Consider the following:
Consider the following...
1) Type "[ code ]" without the spaces, hit enter then type "[ /code ]".
2) Copy your... wait for it... "code" from your IDE.
3) Paste your code on the line with the code tag.
The thing to watch out for is whether you have any pointers defined in the classes you are creating, like links in a linked list, as an example. Unless the destructor defined in the static object explicitly deletes any dynamically created objects that are members of the static object's state, those objects will continue to occupy memory in the heap after the static object has been released.
There are a couple things worth covering here...
1a) Although your "watch out for this" point is valid, the OOP example sort of muddies the water regarding memory leaks and pointers. Just to be extra clear for the newbies... OOP and memory allocation are two, not necessarily related, topics. You can allocate objects on the stack or heap; however, you don't have to use OOP in order to allocate memory on the heap.
1b) It is NOT a good idea to use OOP in the manner that jasonfactor did here. He is providing an example using some skeleton code. Instantiating and destroying an object in this manner is not a good idea.
1c) Finally, this is also a bad example of garbage collection... jk. =)
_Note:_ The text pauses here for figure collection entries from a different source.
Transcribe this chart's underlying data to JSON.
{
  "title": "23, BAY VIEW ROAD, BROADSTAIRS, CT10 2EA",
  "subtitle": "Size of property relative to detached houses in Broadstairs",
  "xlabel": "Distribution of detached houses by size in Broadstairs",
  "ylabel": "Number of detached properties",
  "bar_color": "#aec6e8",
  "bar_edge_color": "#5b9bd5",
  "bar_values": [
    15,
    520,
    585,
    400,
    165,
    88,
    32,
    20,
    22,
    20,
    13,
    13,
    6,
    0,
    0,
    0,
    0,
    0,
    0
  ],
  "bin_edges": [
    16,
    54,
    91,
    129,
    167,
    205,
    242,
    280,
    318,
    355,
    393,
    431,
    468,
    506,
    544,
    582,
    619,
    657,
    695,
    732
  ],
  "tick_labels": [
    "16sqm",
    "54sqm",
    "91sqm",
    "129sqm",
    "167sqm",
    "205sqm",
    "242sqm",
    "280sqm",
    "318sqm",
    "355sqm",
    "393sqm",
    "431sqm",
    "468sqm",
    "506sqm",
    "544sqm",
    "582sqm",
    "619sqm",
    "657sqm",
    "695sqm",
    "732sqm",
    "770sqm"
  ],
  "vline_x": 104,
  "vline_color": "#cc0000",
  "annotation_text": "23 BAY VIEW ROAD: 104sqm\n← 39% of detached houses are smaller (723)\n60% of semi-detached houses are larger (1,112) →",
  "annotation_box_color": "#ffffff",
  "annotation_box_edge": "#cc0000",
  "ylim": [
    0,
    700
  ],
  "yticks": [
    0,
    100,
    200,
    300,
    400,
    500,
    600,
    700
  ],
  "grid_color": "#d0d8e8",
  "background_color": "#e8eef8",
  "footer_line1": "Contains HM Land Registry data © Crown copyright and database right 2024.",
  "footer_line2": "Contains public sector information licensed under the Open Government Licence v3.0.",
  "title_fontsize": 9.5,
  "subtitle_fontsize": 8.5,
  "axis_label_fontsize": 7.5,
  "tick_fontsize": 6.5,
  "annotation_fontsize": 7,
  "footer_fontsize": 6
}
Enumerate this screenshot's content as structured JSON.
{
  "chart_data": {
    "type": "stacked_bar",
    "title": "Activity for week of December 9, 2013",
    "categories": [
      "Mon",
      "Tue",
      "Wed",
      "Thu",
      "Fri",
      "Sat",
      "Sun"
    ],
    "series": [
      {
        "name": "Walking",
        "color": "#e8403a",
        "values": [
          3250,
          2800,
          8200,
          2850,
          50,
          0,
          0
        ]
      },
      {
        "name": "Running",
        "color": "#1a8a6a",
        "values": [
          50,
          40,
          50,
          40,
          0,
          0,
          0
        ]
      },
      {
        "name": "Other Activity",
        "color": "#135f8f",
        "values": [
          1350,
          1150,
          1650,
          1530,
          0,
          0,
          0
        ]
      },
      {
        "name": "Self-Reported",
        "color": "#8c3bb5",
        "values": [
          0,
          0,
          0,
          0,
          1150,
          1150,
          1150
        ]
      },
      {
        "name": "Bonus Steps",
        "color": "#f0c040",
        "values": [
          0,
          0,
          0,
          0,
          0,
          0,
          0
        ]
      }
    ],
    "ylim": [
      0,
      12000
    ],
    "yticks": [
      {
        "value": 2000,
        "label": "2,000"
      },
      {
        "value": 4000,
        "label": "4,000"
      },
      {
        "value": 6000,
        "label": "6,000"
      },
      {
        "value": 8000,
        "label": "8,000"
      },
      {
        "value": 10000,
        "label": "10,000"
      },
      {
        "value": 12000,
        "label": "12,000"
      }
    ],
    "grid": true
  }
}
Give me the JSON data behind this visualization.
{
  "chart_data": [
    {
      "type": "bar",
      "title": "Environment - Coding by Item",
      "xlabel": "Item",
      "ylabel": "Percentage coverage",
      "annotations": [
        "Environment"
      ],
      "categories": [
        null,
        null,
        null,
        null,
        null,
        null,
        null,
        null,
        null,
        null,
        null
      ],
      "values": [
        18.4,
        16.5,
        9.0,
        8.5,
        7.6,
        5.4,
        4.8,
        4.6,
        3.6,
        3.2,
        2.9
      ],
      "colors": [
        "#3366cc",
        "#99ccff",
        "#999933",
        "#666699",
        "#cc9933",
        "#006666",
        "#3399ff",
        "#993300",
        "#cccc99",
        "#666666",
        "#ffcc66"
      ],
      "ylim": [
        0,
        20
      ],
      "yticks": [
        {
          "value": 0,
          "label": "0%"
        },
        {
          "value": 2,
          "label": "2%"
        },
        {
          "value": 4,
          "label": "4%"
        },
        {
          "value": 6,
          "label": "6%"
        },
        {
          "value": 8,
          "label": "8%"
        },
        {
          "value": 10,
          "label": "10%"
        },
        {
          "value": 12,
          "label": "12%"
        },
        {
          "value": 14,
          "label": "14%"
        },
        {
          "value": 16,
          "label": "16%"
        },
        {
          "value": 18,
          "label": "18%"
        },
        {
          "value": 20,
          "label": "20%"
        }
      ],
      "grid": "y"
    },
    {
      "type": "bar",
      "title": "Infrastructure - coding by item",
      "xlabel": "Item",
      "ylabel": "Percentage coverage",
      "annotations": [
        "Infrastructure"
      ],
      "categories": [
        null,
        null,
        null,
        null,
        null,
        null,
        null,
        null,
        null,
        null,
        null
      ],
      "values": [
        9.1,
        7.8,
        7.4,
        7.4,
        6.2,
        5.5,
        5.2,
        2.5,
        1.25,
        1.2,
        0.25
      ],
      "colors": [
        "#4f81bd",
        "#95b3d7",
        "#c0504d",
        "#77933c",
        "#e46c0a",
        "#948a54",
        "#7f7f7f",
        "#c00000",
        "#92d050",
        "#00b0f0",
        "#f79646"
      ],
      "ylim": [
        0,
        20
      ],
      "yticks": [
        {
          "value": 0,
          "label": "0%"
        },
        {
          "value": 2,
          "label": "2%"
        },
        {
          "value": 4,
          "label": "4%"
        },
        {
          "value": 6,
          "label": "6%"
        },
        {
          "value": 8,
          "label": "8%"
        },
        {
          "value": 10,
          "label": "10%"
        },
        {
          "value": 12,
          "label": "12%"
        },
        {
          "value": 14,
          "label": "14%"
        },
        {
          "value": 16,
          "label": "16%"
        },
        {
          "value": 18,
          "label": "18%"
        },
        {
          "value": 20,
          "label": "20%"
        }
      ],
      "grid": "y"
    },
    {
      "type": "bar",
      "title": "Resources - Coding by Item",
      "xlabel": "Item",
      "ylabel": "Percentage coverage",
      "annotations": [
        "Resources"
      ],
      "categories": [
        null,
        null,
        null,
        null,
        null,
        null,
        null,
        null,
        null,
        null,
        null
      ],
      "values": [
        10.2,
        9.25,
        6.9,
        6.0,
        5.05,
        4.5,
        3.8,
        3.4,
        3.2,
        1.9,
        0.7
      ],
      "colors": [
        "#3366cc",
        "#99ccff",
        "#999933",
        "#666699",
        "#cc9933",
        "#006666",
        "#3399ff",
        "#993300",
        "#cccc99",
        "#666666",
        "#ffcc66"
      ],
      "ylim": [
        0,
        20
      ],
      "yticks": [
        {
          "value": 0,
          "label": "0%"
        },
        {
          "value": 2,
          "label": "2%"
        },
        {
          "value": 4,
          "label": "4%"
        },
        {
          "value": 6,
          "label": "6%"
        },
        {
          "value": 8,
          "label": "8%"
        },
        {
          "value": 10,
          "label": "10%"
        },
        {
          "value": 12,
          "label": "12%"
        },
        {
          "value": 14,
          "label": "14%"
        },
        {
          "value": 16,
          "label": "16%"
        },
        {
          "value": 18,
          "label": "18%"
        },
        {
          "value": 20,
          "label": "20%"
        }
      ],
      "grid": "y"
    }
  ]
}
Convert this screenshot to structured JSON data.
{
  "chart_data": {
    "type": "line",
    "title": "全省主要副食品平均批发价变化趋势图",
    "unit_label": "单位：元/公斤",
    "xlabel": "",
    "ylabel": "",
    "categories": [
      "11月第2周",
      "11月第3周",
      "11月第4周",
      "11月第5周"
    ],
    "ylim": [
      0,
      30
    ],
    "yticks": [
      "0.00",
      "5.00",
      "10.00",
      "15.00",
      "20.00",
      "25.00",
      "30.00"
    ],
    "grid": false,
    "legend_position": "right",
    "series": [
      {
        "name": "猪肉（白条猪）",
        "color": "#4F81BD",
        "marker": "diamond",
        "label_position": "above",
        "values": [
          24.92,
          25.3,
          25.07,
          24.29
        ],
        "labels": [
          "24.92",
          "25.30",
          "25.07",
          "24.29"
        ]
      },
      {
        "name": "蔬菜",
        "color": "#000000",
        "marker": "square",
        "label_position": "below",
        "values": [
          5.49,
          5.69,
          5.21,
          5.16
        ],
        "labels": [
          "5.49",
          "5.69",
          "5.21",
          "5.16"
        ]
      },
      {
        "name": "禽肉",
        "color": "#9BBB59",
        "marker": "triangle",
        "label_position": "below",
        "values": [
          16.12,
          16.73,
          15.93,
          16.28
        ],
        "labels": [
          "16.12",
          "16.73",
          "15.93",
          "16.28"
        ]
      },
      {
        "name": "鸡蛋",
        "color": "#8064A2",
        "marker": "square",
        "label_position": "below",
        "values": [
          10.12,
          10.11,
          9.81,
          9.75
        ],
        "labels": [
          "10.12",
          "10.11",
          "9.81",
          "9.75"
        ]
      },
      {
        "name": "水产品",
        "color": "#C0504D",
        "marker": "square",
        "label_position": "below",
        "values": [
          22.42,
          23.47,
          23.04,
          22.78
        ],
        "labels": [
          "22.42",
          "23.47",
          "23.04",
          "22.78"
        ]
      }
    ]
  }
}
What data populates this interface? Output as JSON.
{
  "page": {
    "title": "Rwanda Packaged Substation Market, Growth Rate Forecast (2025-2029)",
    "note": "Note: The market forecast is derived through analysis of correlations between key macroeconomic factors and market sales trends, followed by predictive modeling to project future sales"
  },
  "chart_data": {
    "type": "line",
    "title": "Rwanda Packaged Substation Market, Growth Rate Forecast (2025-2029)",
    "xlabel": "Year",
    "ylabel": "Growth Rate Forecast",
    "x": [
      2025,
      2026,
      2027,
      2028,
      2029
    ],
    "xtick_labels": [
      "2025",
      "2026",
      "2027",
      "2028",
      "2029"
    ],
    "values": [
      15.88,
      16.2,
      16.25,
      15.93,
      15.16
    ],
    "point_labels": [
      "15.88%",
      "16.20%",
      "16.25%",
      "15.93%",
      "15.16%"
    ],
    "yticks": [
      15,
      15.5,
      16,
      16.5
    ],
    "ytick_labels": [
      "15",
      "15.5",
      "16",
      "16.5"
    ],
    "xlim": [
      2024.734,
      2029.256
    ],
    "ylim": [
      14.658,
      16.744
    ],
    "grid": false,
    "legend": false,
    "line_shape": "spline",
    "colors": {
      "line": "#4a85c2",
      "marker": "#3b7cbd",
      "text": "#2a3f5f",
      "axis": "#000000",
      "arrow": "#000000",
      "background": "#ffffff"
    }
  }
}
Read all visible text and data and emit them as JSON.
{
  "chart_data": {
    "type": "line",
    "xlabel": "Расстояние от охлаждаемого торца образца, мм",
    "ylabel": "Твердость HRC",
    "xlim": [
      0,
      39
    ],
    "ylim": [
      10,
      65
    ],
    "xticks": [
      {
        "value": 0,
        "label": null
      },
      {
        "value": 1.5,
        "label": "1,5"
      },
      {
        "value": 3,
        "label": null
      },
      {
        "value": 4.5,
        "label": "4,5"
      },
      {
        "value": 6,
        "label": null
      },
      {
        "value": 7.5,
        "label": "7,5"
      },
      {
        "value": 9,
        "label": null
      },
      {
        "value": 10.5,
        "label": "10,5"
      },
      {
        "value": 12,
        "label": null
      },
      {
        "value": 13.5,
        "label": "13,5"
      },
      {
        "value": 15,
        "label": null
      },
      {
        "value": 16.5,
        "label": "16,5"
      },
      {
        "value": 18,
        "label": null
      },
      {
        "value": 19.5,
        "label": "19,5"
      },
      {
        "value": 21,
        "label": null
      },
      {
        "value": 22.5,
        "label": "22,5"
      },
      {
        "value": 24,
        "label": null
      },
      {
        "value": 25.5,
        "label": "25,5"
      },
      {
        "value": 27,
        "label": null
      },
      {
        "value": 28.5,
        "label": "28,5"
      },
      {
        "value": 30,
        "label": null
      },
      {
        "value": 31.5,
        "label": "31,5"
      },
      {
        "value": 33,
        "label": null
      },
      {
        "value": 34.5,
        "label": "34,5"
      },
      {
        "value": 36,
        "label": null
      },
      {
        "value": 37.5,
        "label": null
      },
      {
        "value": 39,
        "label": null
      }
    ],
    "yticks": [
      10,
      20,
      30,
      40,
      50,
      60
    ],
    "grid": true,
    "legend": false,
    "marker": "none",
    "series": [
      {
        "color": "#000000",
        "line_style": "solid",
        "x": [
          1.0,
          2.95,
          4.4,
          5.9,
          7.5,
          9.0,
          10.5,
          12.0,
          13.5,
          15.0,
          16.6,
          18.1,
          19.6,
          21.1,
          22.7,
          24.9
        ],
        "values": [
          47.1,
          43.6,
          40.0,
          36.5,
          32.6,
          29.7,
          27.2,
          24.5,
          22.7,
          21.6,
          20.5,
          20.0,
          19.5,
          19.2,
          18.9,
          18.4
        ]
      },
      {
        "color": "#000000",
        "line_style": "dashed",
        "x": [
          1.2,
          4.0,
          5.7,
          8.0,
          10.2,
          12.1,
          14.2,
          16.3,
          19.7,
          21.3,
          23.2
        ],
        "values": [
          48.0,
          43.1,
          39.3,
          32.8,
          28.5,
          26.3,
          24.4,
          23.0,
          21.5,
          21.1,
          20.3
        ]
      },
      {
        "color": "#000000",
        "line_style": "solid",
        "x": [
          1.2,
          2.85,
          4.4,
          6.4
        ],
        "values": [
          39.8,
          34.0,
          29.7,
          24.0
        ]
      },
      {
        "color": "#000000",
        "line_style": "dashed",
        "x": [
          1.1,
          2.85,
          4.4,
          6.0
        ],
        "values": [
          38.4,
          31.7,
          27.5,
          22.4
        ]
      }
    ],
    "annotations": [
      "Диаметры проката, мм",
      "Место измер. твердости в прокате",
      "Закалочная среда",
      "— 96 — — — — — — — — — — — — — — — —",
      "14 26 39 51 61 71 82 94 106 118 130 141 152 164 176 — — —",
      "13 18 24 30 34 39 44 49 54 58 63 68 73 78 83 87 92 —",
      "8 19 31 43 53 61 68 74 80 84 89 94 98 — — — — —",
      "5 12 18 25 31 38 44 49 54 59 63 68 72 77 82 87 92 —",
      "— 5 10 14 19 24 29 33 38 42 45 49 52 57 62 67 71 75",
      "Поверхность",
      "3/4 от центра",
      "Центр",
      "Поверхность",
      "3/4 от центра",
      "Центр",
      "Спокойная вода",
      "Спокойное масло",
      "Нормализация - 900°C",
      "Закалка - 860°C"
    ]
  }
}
2) Again, just to be extra clear for the newbies. Should an abstract data type destroy it's contents upon destruction? For instance, I have a bunch of Foo that I iterate over doing various operations. I also have a heap of the same Foo that keeps things ordered based on one of the fields in Foo. Now I no longer need either the list or the heap... I'm not going to appreciate your ADT destroying all of my objects! What Jasonfactor is saying is that you should also destroy any supporting objects like Nodes that will typically be instantiated by the LinkedList class.